«(…) Antes de conhecer Giannon, eu
tinha conhecido dois outros druidas. Um era o mestre do ritual das Leis e era
chamado para fazer julgamento em casos de roubo ou assassínio. O outro era
consultado sobre os assuntos da agricultura e do destino e que requeriam um
conhecimento profundo do calendário e do movimento das estrelas. Ambos também
conheciam alguns medicamentos, mas a minha mãe era mais conhecedora das plantas.
Estes dois druidas, e outros viajantes que passavam na nossa túath, contavam várias histórias sobre
milagres druídicos, mas eu própria nunca vi um druida a fazer aparecer
relâmpagos ou a enfeitiçar um homem segredando a uma palha e atirando-lhe a
mesma. Mas quando uma certa escuridão, como o nevoeiro negro, não justificável por
fumo ou nuvens, se abatia sobre nós, as pessoas diziam que era um truque de
druida. As histórias até se referem a batalhas travadas entre os druidas e São
Patrício, nas quais cada homem apelava à sua fonte de magia.

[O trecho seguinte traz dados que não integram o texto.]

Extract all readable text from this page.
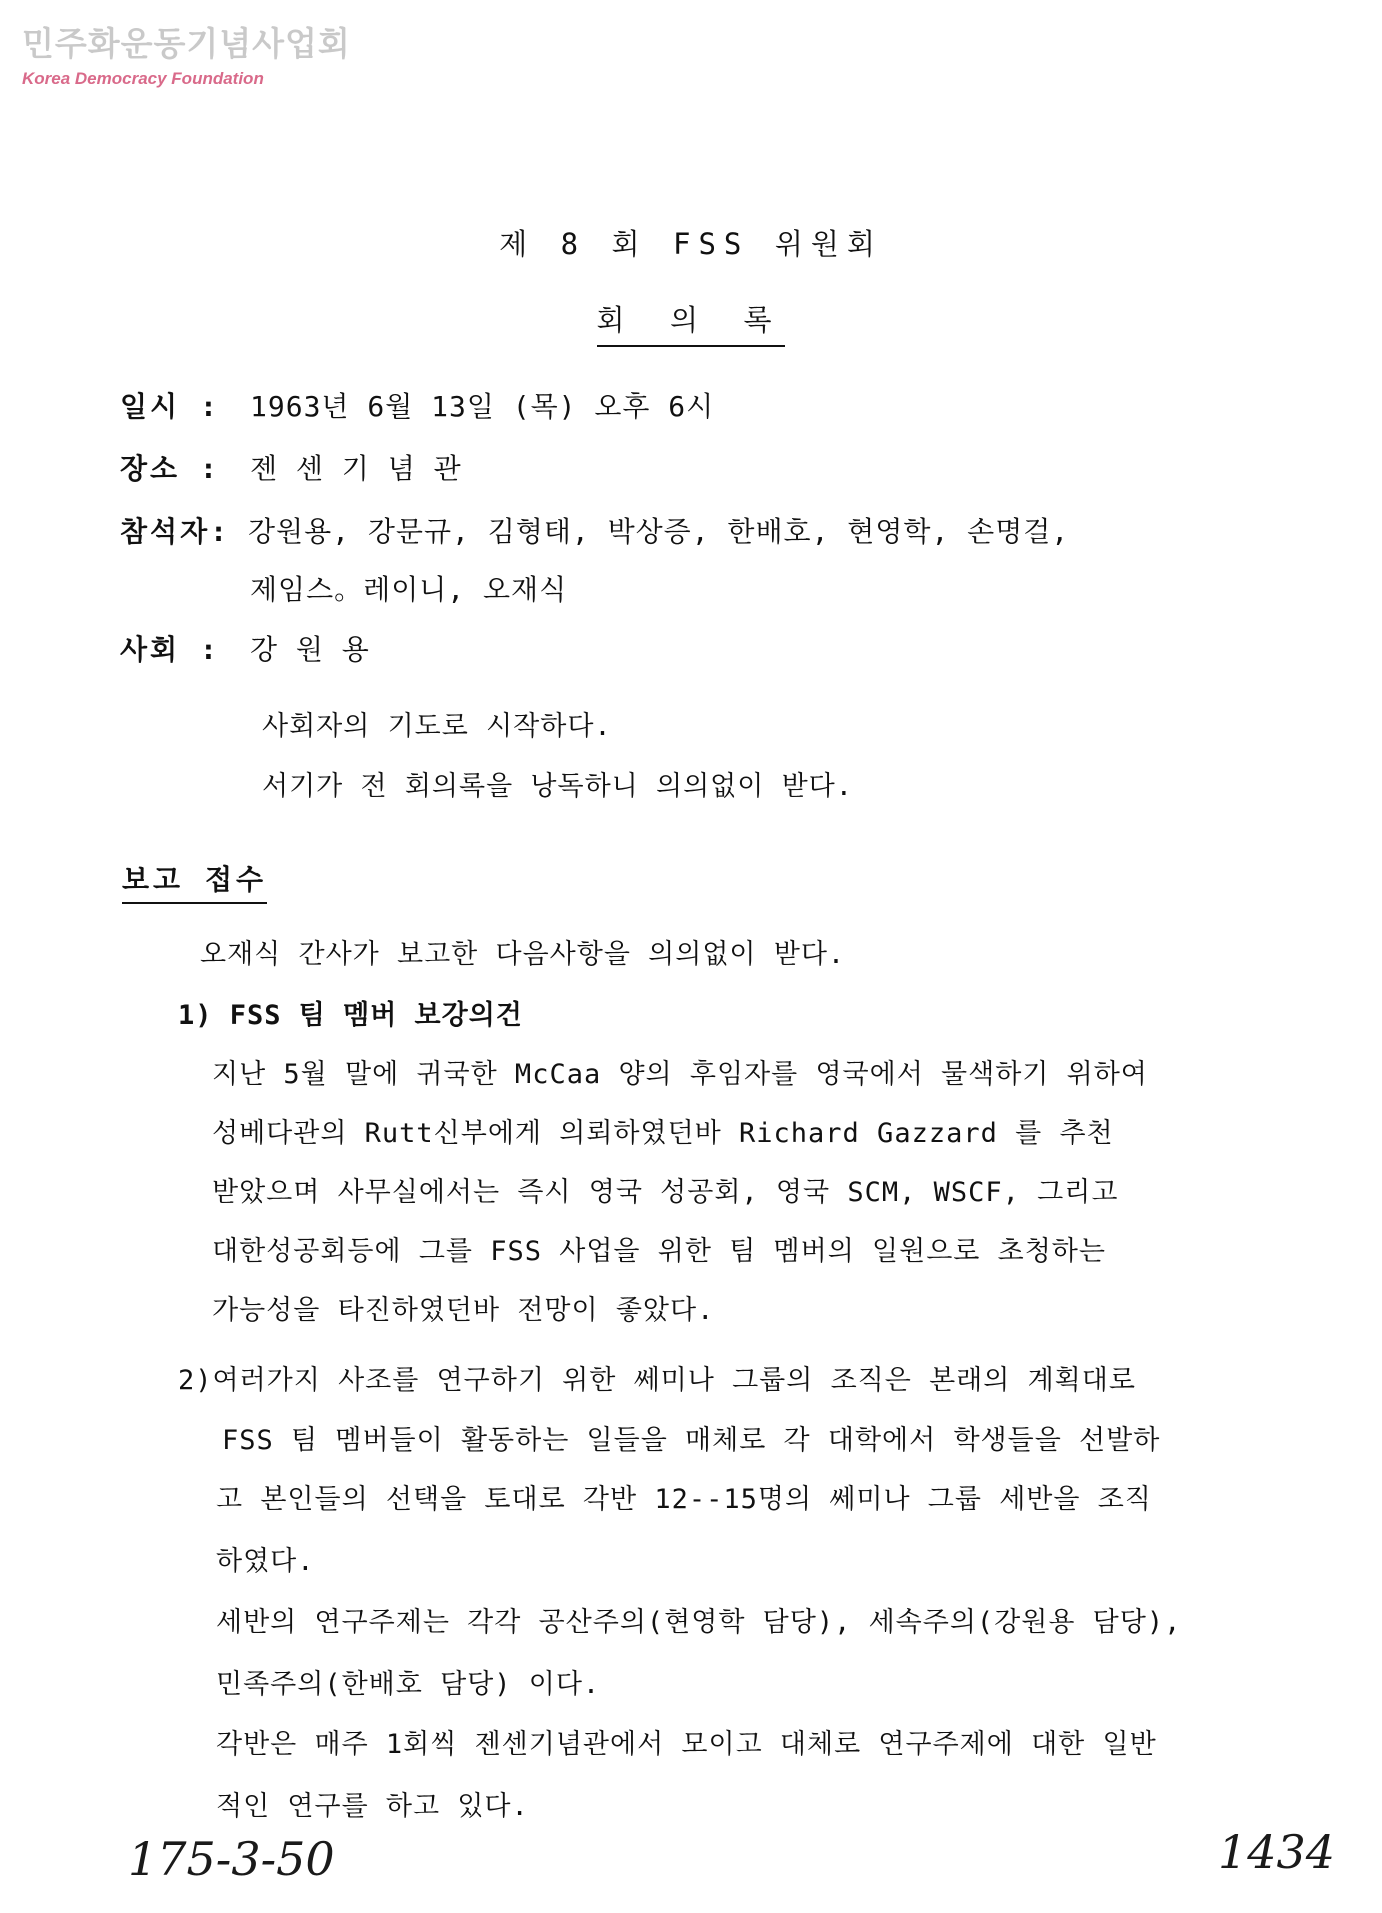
민주화운동기념사업회
Korea Democracy Foundation
제 8 회 FSS 위원회
회 의 록
일시 :	1963년 6월 13일 (목) 오후 6시
장소 :	젠 센 기 념 관
참석자: 강원용, 강문규, 김형태, 박상증, 한배호, 현영학, 손명걸,
제임스。레이니, 오재식
사회 :	강 원 용
사회자의 기도로 시작하다.
서기가 전 회의록을 낭독하니 의의없이 받다.
보고 접수
오재식 간사가 보고한 다음사항을 의의없이 받다.
1) FSS 팀 멤버 보강의건
지난 5월 말에 귀국한 McCaa 양의 후임자를 영국에서 물색하기 위하여
성베다관의 Rutt신부에게 의뢰하였던바 Richard Gazzard 를 추천
받았으며 사무실에서는 즉시 영국 성공회, 영국 SCM, WSCF, 그리고
대한성공회등에 그를 FSS 사업을 위한 팀 멤버의 일원으로 초청하는
가능성을 타진하였던바 전망이 좋았다.
2)여러가지 사조를 연구하기 위한 쎄미나 그룹의 조직은 본래의 계획대로
FSS 팀 멤버들이 활동하는 일들을 매체로 각 대학에서 학생들을 선발하
고 본인들의 선택을 토대로 각반 12--15명의 쎄미나 그룹 세반을 조직
하였다.
세반의 연구주제는 각각 공산주의(현영학 담당), 세속주의(강원용 담당),
민족주의(한배호 담당) 이다.
각반은 매주 1회씩 젠센기념관에서 모이고 대체로 연구주제에 대한 일반
적인 연구를 하고 있다.
175-3-50	1434
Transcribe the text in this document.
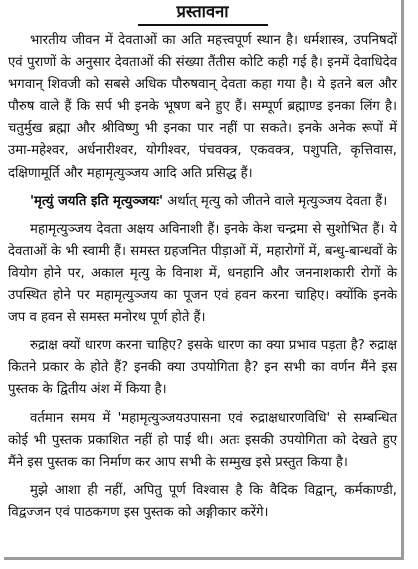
प्रस्तावना

भारतीय जीवन में देवताओं का अति महत्त्वपूर्ण स्थान है। धर्मशास्त्र, उपनिषदों एवं पुराणों के अनुसार देवताओं की संख्या तैंतीस कोटि कही गई है। इनमें देवाधिदेव भगवान् शिवजी को सबसे अधिक पौरुषवान् देवता कहा गया है। ये इतने बल और पौरुष वाले हैं कि सर्प भी इनके भूषण बने हुए हैं। सम्पूर्ण ब्रह्माण्ड इनका लिंग है। चतुर्मुख ब्रह्मा और श्रीविष्णु भी इनका पार नहीं पा सकते। इनके अनेक रूपों में उमा-महेश्वर, अर्धनारीश्वर, योगीश्वर, पंचवक्त्र, एकवक्त्र, पशुपति, कृत्तिवास, दक्षिणामूर्ति और महामृत्युञ्जय आदि अति प्रसिद्ध हैं।

'मृत्युं जयति इति मृत्युञ्जयः' अर्थात् मृत्यु को जीतने वाले मृत्युञ्जय देवता हैं।

महामृत्युञ्जय देवता अक्षय अविनाशी हैं। इनके केश चन्द्रमा से सुशोभित हैं। ये देवताओं के भी स्वामी हैं। समस्त ग्रहजनित पीड़ाओं में, महारोगों में, बन्धु-बान्धवों के वियोग होने पर, अकाल मृत्यु के विनाश में, धनहानि और जननाशकारी रोगों के उपस्थित होने पर महामृत्युञ्जय का पूजन एवं हवन करना चाहिए। क्योंकि इनके जप व हवन से समस्त मनोरथ पूर्ण होते हैं।

रुद्राक्ष क्यों धारण करना चाहिए? इसके धारण का क्या प्रभाव पड़ता है? रुद्राक्ष कितने प्रकार के होते हैं? इनकी क्या उपयोगिता है? इन सभी का वर्णन मैंने इस पुस्तक के द्वितीय अंश में किया है।

वर्तमान समय में 'महामृत्युञ्जयउपासना एवं रुद्राक्षधारणविधि' से सम्बन्धित कोई भी पुस्तक प्रकाशित नहीं हो पाई थी। अतः इसकी उपयोगिता को देखते हुए मैंने इस पुस्तक का निर्माण कर आप सभी के सम्मुख इसे प्रस्तुत किया है।

मुझे आशा ही नहीं, अपितु पूर्ण विश्वास है कि वैदिक विद्वान्, कर्मकाण्डी, विद्वज्जन एवं पाठकगण इस पुस्तक को अङ्गीकार करेंगे।
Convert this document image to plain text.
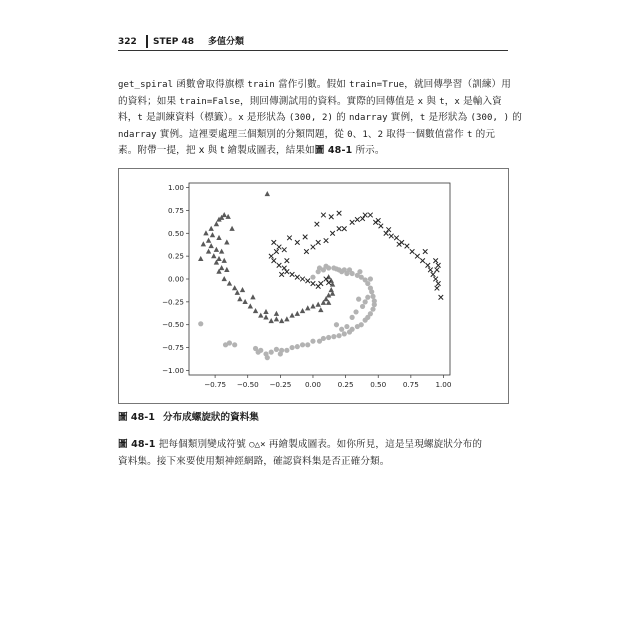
322 STEP 48 多值分類

get_spiral 函數會取得旗標 train 當作引數。假如 train=True，就回傳學習（訓練）用

的資料；如果 train=False，則回傳測試用的資料。實際的回傳值是 x 與 t，x 是輸入資

料，t 是訓練資料（標籤）。x 是形狀為 (300, 2) 的 ndarray 實例，t 是形狀為 (300, ) 的

ndarray 實例。這裡要處理三個類別的分類問題，從 0、1、2 取得一個數值當作 t 的元

素。附帶一提，把 x 與 t 繪製成圖表，結果如圖 48-1 所示。

−0.75 −0.50 −0.25 0.00 0.25 0.50 0.75 1.00
−1.00
−0.75
−0.50
−0.25
0.00
0.25
0.50
0.75
1.00
圖 48-1 分布成螺旋狀的資料集

圖 48-1 把每個類別變成符號 ○△× 再繪製成圖表。如你所見，這是呈現螺旋狀分布的

資料集。接下來要使用類神經網路，確認資料集是否正確分類。
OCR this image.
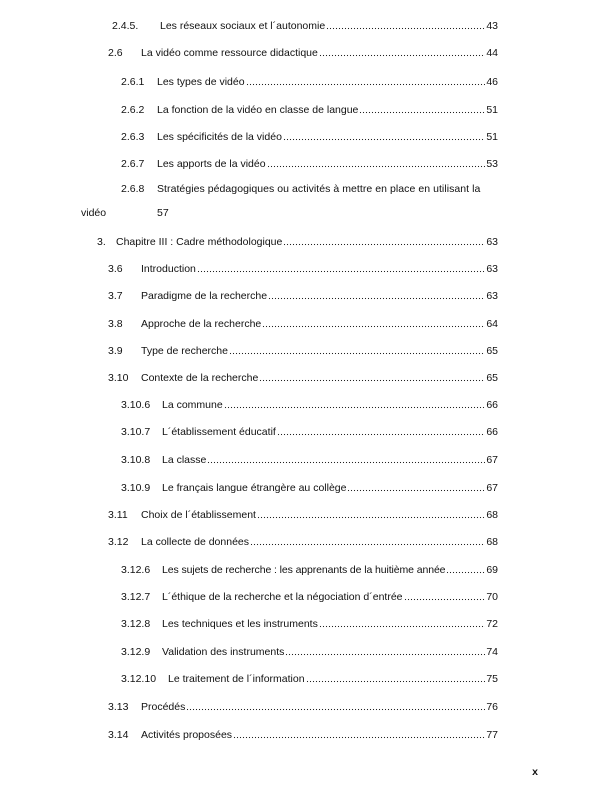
2.4.5.	Les réseaux sociaux et l´autonomie	43
2.6	La vidéo comme ressource didactique	44
2.6.1	Les types de vidéo	46
2.6.2	La fonction de la vidéo en classe de langue	51
2.6.3	Les spécificités de la vidéo	51
2.6.7	Les apports de la vidéo	53
2.6.8	Stratégies pédagogiques ou activités à mettre en place en utilisant la
vidéo	57
3. Chapitre III : Cadre méthodologique	63
3.6	Introduction	63
3.7	Paradigme de la recherche	63
3.8	Approche de la recherche	64
3.9	Type de recherche	65
3.10	Contexte de la recherche	65
3.10.6	La commune	66
3.10.7	L´établissement éducatif	66
3.10.8	La classe	67
3.10.9	Le français langue étrangère au collège	67
3.11	Choix de l´établissement	68
3.12	La collecte de données	68
3.12.6	Les sujets de recherche : les apprenants de la huitième année	69
3.12.7	L´éthique de la recherche et la négociation d´entrée	70
3.12.8	Les techniques et les instruments	72
3.12.9	Validation des instruments	74
3.12.10	Le traitement de l´information	75
3.13	Procédés	76
3.14	Activités proposées	77
x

Patrício saía
sempre vencedor e o druida ficava de alguma forma mutilado, sendo geralmente o
seu crânio esmagado pelo poder de Deus, assim como conjurado pelo nosso primeiro
Santo.
Eu já tinha ouvido falar de
Giannon, o Druida, porque ele vinha, às vezes, aconselhar o chefe e era um
mestre de palavras e histórias. Uma vez, estava eu a segurar a minha irmã mais
nova pelo pulso e a bater-lhe na perna com uma colher de pau, tal como a minha
irmã mais velha me fez muitas vezes, quando levantei os olhos e Giannon estava
ali, como se se tivesse criado a si próprio do ar. Ele olhou-me com olhos de
uma cor castanha profunda, como a do Poço das Acções de Remorso, onde os homens
envergonhados se afogam. Quando ele me viu a bater na perna da minha irmã, ele não
fez uma só pergunta, mas eu senti a necessidade de lhe dar uma resposta.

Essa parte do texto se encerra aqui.